Morning, readers. Hope you have something fun planned for the weekend—drinking beer at SAVOR or some other libatious activity. (And yes, I realize libatious is an iffy word at best, but seriously, it should be upgraded to full-fledged legitimacy.)

Who’s afraid of the big bad Tea Party? Not Harry Reid (D-Nev.). According to a Daily Kos/Research 2000 poll released yesterday, the Senate Majority Leader is ahead of his Tea Party and GOP challengers in advance of November’s general elections. In recent months Reid had been considered an underdog in his quest for a fifth term in the Senate.

Vanity Fair’s got a scathing profile of Sally Quinn, formerly of that other paper in Washington. In sum: she’s a social-climbing, husband-stealing, self-important she-wolf who used the power of the pen to air her dirty laundry and rip presidents she didn’t feel were sufficiently receptive to her overtures.
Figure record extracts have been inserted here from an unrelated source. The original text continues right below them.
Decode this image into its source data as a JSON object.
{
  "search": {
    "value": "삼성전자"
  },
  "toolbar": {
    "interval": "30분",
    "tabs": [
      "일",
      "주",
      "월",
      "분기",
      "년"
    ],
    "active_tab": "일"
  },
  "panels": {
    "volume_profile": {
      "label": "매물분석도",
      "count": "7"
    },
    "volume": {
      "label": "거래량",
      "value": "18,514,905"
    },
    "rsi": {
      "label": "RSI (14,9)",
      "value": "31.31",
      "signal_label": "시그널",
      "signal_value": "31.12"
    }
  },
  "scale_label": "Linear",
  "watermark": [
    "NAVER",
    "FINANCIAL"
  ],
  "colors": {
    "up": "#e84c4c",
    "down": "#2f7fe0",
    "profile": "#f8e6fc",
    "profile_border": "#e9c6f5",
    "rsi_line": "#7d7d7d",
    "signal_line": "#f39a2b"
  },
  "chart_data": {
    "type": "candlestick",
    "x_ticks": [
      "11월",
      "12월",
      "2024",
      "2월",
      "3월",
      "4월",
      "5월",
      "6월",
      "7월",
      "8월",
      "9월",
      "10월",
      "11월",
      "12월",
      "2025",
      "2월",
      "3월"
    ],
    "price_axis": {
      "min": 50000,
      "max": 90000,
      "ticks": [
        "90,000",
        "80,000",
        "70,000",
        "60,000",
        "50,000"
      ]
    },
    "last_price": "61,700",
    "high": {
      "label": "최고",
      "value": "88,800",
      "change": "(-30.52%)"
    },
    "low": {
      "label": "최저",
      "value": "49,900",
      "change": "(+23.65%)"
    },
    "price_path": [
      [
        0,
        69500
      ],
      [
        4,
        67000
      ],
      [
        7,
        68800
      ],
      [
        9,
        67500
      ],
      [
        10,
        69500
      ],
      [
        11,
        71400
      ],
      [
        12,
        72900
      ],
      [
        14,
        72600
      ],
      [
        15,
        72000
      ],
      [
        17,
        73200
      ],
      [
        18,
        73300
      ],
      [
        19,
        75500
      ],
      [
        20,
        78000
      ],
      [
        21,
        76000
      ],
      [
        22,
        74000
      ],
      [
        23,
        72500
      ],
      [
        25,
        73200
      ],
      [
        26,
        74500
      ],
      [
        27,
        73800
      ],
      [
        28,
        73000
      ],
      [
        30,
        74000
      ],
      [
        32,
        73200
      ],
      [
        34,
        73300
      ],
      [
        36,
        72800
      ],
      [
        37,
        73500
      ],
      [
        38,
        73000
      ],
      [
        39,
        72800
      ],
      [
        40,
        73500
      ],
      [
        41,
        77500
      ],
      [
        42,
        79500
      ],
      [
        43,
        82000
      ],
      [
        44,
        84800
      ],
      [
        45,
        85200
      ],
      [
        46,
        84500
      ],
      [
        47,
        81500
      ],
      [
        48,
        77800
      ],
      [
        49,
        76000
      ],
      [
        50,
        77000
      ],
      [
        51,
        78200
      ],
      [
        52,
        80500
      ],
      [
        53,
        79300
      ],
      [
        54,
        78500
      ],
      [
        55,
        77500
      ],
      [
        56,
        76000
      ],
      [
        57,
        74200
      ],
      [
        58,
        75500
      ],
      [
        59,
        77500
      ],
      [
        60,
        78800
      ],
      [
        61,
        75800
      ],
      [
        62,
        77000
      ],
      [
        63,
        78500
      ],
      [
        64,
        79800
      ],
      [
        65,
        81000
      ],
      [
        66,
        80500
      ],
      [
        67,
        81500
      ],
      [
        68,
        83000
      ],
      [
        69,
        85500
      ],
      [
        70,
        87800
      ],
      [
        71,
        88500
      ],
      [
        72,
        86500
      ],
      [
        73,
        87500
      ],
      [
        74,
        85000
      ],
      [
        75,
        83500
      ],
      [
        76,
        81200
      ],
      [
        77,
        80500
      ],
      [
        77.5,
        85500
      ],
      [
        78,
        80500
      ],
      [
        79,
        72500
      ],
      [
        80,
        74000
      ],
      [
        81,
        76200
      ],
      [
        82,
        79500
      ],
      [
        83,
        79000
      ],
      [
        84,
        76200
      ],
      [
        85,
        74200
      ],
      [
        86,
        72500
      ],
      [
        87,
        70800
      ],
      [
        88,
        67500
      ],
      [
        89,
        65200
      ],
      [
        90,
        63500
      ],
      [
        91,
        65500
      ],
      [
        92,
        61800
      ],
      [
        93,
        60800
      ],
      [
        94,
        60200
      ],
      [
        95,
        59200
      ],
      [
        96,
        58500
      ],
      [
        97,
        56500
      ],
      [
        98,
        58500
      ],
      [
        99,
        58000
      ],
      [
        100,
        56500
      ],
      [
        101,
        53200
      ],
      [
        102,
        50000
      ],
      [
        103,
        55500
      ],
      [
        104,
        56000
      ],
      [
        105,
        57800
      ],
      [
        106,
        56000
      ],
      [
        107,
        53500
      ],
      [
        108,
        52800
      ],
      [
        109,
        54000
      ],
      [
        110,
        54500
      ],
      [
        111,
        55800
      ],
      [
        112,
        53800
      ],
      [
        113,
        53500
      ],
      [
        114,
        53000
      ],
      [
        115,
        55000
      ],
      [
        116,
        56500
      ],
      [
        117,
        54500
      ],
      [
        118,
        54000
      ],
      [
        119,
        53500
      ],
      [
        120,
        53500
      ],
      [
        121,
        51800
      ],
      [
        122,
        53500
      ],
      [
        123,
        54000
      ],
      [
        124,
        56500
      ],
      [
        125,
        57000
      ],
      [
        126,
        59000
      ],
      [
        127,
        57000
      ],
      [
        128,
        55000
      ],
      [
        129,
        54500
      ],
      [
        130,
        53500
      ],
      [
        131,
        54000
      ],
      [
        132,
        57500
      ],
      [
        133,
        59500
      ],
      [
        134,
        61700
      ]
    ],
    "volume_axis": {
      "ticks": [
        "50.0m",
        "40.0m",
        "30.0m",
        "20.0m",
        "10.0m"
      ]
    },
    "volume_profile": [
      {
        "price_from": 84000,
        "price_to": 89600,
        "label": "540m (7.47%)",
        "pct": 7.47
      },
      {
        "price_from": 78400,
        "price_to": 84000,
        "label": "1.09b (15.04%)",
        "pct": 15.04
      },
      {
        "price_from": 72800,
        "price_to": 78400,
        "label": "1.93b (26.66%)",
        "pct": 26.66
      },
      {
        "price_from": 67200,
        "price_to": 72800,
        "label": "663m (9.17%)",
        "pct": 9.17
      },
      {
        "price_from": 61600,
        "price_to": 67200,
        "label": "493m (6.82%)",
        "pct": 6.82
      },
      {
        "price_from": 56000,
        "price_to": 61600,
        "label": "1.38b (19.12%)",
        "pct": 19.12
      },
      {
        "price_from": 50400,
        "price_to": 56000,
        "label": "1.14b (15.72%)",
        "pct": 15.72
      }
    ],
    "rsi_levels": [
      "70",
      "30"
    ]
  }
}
The nerve of these interlopers, failing to express gratitude when the doyenne of the Washington establishment offers to show them the ropes.

That woman you saw covered in black shit outside the White House the other day? It was Q’orianka Kilcher, best known for playing Pocahontas in ‘The New Word’ and presently in “Princess Kaiulani,” playing the title role. Getting arrested for staging a protest is one way to promote your movie.

Women, rejoice: Today in 1919, we gained the right to vote, with the passage of the 19th Constitutional Amendment. Three women were among the recipients of the first Pulitzer Prizes awarded, in 1917. Also on June 4, the People’s Libration Army violently ended the month-and-a-half long Tiananmen Square protests in Beijing in 1989. And speaking of Communists, Massachusetts became the first state in the Union to set a minimum wage.